Some reptiles, by the way, actually have a partial separation of the ventricle. Other reptiles have full separation and therefore four chambers.
http://www.emc.maricopa.edu/faculty/farabee/biobk/BioBookcircSYS.html

But none of those species can be considered to have half-completed organs.
0 Replies
 
real life
 
  1  
Tue 5 Sep, 2006 06:31 am
wandeljw wrote:
real life wrote:
Evolution is supposed to be able to produce whole new organs, biological systems etc If evolution is occurring now , we should be able to see this.

Do you have any examples of half completed organs or biological systems which are evolving in-progress presently?


Populations evolve. Advantageous traits are passed on.

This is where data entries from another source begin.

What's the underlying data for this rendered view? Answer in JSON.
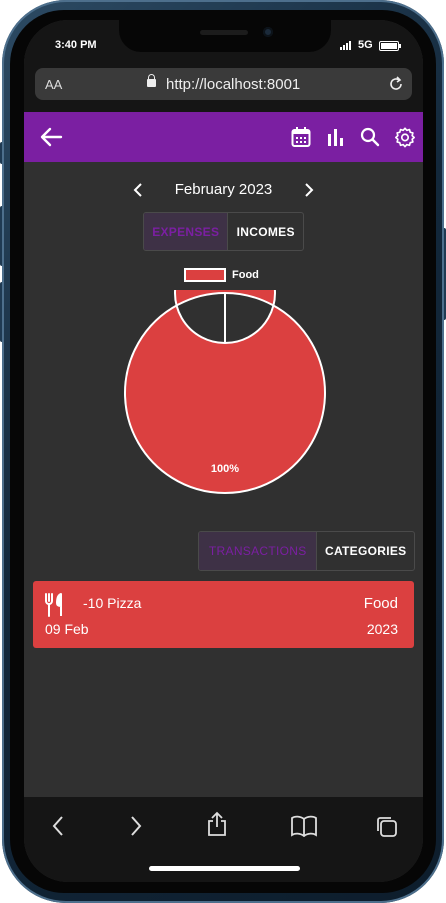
{
  "status": {
    "time": "3:40 PM",
    "network": "5G"
  },
  "browser": {
    "text_size_label": "AA",
    "url": "http://localhost:8001"
  },
  "appbar": {
    "back_icon": "arrow-left-icon",
    "calendar_icon": "calendar-icon",
    "chart_icon": "bar-chart-icon",
    "search_icon": "search-icon",
    "settings_icon": "gear-icon",
    "color": "#7b1fa2"
  },
  "period": {
    "label": "February 2023"
  },
  "type_toggle": {
    "expenses": "EXPENSES",
    "incomes": "INCOMES",
    "active": "expenses"
  },
  "chart_data": {
    "type": "pie",
    "categories": [
      "Food"
    ],
    "values": [
      100
    ],
    "labels": [
      "100%"
    ],
    "colors": [
      "#db4040"
    ],
    "legend": [
      "Food"
    ],
    "legend_position": "top"
  },
  "view_toggle": {
    "transactions": "TRANSACTIONS",
    "categories": "CATEGORIES",
    "active": "transactions"
  },
  "transactions": [
    {
      "icon": "utensils-icon",
      "title": "-10 Pizza",
      "date": "09 Feb",
      "category": "Food",
      "year": "2023",
      "color": "#db4040"
    }
  ],
  "bottom_bar": [
    "back-icon",
    "forward-icon",
    "share-icon",
    "bookmarks-icon",
    "tabs-icon"
  ]
}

Over time, populations change.



hi wandeljw,

Of course for populations to evolve, individuals must do so first.

Do you have any examples of half completed organs or biological systems which are evolving in-progress in any given population?

If evolution is occurring today, we should see lots and lots of examples of this.
0 Replies
 
Wolf ODonnell
 
  1  
Tue 5 Sep, 2006 06:43 am
real life wrote:
Do you have any examples of half completed organs or biological systems which are evolving in-progress in any given population?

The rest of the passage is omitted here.